La violence faite aux hommes : une réalité encore trop souvent niée
Par: Johannie Therrien2026-05-20
La violence faite aux hommes : une réalité encore trop souvent niée
Quand on parle de violence conjugale ou familiale, l’image qui vient spontanément à l’esprit de plusieurs personnes est celle d’une femme victime et d’un homme agresseur. Pourtant, la réalité humaine est beaucoup plus complexe. Oui, les femmes peuvent être victimes de violence. Mais les hommes aussi. Et trop souvent, leur souffrance est minimisée, ridiculisée ou complètement ignorée.
Dans notre société, un homme qui subit de la violence vit souvent une double peine : la violence elle-même… puis le silence qui l’entoure.
« Un homme, ça ne se fait pas battre »
Cette croyance est encore profondément ancrée. Parce qu’un homme est généralement plus fort physiquement, plusieurs pensent qu’il lui serait impossible d’être victime de violence physique. Comme s’il suffisait d’avoir une plus grande stature pour ne plus ressentir la peur, l’humiliation ou la détresse.
Mais la violence ne se limite pas à la force musculaire.
La violence peut être psychologique, émotionnelle, verbale, sexuelle, financière ou physique. Elle peut prendre la forme de manipulations, de menaces, d’humiliation, de contrôle, de dénigrement constant ou encore d’isolement. Et lorsqu’un homme tente d’en parler, il se heurte souvent à des réactions comme :
« Voyons donc, défends-toi. »
« Impossible qu’une femme fasse ça. »
« Dit pas ça, t’as l’air d’un fif. »
« Tu exagères. »
« Quitte-là, si c’est si pire que ça. »
« Un homme victime ? Ça n’a pas de sens. »
Résultat : plusieurs hommes se taisent pendant des années.
Les femmes PN existent aussi
Le terme PN (pervers narcissique) est souvent associé aux hommes, mais les femmes présentant des comportements manipulateurs, toxiques ou destructeurs existent aussi. Une femme peut exercer une emprise psychologique extrêmement puissante sur son conjoint ou sur ses enfants.
Certaines utilisent :
la culpabilisation,
le chantage affectif,
les menaces,
la victimisation,
la manipulation émotionnelle,
les fausses accusations,
ou encore le contrôle constant.
Et parce qu’elles correspondent davantage à l’image de la « mère protectrice » ou de la « femme sensible », leur violence est parfois plus difficile à reconnaître socialement.
Un homme victime peut même craindre de dénoncer la situation, de peur qu’on se retourne contre lui ou qu’on le considère automatiquement comme l’agresseur.
Les enfants aussi peuvent être victimes
La violence exercée par une mère envers ses enfants demeure un sujet tabou.
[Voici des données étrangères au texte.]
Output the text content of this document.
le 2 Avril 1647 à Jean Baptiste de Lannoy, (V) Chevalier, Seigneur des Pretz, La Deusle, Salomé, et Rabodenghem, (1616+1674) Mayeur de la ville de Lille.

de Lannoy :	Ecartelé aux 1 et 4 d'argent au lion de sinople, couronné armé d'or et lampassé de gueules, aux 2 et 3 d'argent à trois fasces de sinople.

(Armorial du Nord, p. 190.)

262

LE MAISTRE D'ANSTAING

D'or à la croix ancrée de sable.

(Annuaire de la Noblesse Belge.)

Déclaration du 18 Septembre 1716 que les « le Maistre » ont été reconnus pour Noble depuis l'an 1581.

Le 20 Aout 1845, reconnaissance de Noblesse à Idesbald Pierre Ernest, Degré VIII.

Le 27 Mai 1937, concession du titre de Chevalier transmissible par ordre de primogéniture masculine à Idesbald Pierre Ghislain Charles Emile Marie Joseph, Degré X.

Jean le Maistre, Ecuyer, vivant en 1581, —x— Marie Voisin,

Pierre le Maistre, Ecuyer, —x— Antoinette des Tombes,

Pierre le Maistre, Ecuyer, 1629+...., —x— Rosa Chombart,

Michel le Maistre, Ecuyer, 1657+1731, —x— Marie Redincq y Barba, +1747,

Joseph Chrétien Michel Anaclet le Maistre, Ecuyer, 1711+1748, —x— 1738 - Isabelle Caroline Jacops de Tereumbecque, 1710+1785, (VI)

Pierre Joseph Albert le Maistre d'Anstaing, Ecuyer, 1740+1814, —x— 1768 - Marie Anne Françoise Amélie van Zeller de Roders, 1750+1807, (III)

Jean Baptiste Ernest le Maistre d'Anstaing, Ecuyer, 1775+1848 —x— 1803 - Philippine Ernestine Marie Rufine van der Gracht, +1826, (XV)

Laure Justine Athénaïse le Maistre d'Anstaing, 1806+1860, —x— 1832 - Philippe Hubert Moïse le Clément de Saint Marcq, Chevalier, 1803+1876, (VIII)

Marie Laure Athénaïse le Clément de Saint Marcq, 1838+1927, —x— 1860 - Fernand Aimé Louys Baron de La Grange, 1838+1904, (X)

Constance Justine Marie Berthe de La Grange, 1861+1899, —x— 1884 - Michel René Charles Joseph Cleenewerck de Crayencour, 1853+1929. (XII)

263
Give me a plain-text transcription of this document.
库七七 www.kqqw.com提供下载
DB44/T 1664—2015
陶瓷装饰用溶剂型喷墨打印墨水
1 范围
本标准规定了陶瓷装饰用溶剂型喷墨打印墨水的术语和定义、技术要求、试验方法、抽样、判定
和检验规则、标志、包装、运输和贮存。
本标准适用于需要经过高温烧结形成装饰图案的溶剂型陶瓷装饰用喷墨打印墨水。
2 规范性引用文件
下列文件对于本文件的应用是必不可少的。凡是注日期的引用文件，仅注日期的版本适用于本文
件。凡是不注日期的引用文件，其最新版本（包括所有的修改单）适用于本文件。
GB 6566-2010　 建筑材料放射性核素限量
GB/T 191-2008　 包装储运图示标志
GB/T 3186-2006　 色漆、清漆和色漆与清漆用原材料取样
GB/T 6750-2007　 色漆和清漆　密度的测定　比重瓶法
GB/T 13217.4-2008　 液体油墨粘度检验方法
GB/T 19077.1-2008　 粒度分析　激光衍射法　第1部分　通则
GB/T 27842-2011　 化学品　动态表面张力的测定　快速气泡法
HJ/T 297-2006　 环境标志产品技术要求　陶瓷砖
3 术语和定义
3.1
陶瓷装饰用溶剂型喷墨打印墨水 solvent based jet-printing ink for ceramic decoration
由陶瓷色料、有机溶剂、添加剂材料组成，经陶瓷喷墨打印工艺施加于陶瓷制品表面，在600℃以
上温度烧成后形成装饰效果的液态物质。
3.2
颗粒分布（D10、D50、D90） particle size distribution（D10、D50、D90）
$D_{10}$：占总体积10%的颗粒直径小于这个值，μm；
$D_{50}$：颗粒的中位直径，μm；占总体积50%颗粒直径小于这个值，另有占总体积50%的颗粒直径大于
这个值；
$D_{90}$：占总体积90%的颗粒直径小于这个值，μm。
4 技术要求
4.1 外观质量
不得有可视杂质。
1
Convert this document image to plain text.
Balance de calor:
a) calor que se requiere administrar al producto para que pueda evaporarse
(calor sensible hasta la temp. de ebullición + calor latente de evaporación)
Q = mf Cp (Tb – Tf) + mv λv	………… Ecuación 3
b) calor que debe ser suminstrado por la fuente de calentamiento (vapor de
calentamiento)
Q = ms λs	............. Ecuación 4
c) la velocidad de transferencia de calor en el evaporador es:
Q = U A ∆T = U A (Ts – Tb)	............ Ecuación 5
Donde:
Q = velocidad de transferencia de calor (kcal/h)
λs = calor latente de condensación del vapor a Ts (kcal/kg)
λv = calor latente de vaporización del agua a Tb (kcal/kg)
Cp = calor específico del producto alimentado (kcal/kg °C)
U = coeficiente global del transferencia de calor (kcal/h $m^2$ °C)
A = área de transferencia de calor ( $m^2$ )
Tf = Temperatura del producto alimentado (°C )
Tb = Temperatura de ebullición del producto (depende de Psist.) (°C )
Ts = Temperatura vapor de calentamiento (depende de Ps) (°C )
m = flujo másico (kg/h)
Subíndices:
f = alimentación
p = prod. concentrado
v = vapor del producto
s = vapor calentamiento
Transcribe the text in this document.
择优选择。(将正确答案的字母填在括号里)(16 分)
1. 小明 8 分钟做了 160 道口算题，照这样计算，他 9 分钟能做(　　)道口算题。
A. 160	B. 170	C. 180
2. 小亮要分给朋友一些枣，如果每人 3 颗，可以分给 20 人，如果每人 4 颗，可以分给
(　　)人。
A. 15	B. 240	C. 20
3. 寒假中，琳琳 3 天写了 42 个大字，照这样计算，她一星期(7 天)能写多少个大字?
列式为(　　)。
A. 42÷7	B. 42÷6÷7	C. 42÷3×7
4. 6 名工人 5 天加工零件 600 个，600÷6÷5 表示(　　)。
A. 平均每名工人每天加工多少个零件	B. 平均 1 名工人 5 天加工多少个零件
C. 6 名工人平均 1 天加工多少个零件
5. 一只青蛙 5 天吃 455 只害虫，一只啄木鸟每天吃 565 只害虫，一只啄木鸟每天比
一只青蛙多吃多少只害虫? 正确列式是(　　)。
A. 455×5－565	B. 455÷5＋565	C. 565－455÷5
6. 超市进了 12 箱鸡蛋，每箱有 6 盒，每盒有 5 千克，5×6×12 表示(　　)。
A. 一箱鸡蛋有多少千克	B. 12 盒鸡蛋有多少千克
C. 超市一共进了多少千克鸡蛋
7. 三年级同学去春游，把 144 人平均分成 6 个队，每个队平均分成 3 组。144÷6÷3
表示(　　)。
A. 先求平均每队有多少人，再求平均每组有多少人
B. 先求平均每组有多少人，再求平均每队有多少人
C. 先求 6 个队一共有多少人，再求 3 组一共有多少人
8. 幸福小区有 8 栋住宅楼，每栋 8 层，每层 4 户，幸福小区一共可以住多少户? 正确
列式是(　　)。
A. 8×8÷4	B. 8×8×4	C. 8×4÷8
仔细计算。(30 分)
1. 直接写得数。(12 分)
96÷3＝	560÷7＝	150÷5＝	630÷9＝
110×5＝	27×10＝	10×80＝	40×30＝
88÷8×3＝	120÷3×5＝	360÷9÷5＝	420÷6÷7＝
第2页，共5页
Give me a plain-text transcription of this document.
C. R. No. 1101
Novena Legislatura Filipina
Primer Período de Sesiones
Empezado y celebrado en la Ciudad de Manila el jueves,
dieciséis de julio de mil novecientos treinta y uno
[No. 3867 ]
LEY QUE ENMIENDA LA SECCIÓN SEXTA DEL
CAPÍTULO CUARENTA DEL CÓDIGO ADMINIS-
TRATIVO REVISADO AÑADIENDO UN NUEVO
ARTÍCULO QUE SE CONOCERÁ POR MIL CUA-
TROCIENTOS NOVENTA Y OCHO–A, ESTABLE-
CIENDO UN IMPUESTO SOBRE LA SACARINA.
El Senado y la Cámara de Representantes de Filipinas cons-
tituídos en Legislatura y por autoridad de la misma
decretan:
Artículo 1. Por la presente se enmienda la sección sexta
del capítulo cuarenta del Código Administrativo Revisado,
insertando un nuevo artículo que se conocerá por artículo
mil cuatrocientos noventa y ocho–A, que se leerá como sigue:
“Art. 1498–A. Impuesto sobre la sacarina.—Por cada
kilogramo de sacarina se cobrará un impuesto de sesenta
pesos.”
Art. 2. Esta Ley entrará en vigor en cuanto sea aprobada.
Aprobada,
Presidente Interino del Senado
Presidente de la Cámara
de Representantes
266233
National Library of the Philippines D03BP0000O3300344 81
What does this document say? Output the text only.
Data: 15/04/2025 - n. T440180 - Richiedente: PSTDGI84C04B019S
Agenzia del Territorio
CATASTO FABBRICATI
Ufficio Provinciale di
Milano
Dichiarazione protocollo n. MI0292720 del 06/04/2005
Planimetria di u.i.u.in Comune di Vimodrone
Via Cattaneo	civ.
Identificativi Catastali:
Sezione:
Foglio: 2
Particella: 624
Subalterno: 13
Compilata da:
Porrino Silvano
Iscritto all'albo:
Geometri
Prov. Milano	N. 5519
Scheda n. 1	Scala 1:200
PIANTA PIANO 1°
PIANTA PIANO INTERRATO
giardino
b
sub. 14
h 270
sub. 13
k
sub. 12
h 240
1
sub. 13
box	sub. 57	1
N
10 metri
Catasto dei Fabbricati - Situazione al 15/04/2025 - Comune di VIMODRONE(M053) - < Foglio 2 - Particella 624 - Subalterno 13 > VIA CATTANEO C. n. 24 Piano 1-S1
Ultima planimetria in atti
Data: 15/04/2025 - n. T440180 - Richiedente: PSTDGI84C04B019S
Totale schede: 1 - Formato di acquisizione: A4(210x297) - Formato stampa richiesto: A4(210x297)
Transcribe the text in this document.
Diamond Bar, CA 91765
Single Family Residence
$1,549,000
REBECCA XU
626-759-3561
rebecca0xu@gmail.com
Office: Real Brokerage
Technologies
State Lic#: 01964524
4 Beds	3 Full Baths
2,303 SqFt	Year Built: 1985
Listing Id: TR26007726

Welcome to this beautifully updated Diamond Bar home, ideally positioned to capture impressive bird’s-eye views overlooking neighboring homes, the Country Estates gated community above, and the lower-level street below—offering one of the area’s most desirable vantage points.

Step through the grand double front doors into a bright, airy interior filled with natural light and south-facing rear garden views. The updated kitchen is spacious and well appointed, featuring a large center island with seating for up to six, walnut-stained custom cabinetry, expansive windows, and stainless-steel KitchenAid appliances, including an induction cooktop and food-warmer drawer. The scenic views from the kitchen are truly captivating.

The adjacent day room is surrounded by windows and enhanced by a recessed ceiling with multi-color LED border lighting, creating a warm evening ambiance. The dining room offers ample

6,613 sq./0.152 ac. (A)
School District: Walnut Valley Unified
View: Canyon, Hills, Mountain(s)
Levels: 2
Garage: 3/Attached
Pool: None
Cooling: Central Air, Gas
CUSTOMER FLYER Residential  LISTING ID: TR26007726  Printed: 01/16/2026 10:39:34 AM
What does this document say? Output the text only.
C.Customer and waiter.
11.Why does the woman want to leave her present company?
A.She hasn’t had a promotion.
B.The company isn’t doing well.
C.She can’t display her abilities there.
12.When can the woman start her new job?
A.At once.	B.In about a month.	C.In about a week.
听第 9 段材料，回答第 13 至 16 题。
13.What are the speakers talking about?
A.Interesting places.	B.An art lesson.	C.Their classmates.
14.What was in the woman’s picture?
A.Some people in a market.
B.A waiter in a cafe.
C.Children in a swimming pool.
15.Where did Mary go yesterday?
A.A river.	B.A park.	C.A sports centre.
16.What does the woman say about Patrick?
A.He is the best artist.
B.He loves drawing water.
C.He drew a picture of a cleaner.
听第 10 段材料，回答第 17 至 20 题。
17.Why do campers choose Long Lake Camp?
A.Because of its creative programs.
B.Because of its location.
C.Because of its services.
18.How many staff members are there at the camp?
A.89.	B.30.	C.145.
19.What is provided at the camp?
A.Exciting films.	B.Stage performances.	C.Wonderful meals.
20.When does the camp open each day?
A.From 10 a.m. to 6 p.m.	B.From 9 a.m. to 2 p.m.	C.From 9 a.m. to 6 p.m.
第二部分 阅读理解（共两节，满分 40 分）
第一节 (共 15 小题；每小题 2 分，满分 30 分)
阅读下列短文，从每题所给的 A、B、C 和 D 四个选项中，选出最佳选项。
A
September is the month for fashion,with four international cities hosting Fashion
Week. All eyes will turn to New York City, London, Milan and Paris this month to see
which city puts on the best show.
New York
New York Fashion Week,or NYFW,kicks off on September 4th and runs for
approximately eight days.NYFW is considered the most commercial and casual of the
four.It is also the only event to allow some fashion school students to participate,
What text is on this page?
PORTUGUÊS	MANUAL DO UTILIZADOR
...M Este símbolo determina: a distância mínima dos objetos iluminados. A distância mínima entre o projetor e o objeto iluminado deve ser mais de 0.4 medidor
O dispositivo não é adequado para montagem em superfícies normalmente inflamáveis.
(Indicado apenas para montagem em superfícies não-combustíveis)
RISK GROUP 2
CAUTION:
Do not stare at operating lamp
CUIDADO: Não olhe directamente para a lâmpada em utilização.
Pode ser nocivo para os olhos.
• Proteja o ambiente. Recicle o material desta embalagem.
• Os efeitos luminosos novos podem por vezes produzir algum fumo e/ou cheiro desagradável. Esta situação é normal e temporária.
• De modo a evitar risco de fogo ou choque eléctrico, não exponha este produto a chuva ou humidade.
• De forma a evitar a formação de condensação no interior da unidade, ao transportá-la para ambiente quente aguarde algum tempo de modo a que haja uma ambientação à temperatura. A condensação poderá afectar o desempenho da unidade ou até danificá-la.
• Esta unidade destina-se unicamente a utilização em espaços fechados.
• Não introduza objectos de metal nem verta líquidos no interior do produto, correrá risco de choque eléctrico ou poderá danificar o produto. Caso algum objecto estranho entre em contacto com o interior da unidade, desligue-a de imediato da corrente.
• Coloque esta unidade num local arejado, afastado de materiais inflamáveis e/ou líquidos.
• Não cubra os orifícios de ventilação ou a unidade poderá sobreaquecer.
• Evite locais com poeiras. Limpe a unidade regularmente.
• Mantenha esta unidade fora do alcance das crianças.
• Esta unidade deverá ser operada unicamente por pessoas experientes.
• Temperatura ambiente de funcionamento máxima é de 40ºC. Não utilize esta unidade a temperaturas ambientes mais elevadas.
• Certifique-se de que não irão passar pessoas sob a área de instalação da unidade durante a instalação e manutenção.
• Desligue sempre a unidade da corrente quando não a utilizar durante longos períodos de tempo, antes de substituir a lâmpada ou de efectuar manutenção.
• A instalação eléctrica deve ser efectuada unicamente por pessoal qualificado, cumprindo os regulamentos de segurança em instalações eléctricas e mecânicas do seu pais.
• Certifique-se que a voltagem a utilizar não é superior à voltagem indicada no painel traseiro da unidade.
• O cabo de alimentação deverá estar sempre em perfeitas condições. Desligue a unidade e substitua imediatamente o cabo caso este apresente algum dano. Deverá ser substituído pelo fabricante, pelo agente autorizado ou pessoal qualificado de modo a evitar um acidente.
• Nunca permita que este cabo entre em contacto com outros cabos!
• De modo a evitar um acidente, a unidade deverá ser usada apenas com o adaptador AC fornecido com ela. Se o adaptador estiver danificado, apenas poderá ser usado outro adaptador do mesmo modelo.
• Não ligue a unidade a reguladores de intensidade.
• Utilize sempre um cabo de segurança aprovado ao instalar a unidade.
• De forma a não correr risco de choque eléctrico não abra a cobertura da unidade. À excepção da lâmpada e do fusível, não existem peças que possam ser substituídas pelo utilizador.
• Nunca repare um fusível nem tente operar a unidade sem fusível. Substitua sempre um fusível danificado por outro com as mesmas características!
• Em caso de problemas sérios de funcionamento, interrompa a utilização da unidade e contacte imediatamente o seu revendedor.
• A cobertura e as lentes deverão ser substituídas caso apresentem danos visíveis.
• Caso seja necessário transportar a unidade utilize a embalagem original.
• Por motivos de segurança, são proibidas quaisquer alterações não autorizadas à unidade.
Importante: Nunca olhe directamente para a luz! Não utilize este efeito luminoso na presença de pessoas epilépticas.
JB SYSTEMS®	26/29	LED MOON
La société a beaucoup de difficulté à imaginer qu’une femme puisse être maltraitante envers sa famille.
Pourtant, certaines mères peuvent être :
verbalement humiliantes,
émotionnellement instables,
contrôlantes,
physiquement agressives,
ou psychologiquement destructrices.
Les blessures causées par ce type de violence peuvent marquer un enfant toute sa vie. Et lorsque le père tente de protéger ses enfants, il n’est pas toujours cru.
Pourquoi les hommes parlent si peu ?
Parce qu’on leur a appris à être forts. À ne pas pleurer. À encaisser.
Plusieurs hommes ressentent :
de la honte,
de la culpabilité,
la peur du ridicule,
la peur de perdre leurs enfants,
ou la peur de ne pas être cru.
Certains développent de l’anxiété, de la dépression, des dépendances ou des idées suicidaires. D’autres restent dans des relations destructrices pendant des années simplement parce qu’ils ne voient aucune porte de sortie.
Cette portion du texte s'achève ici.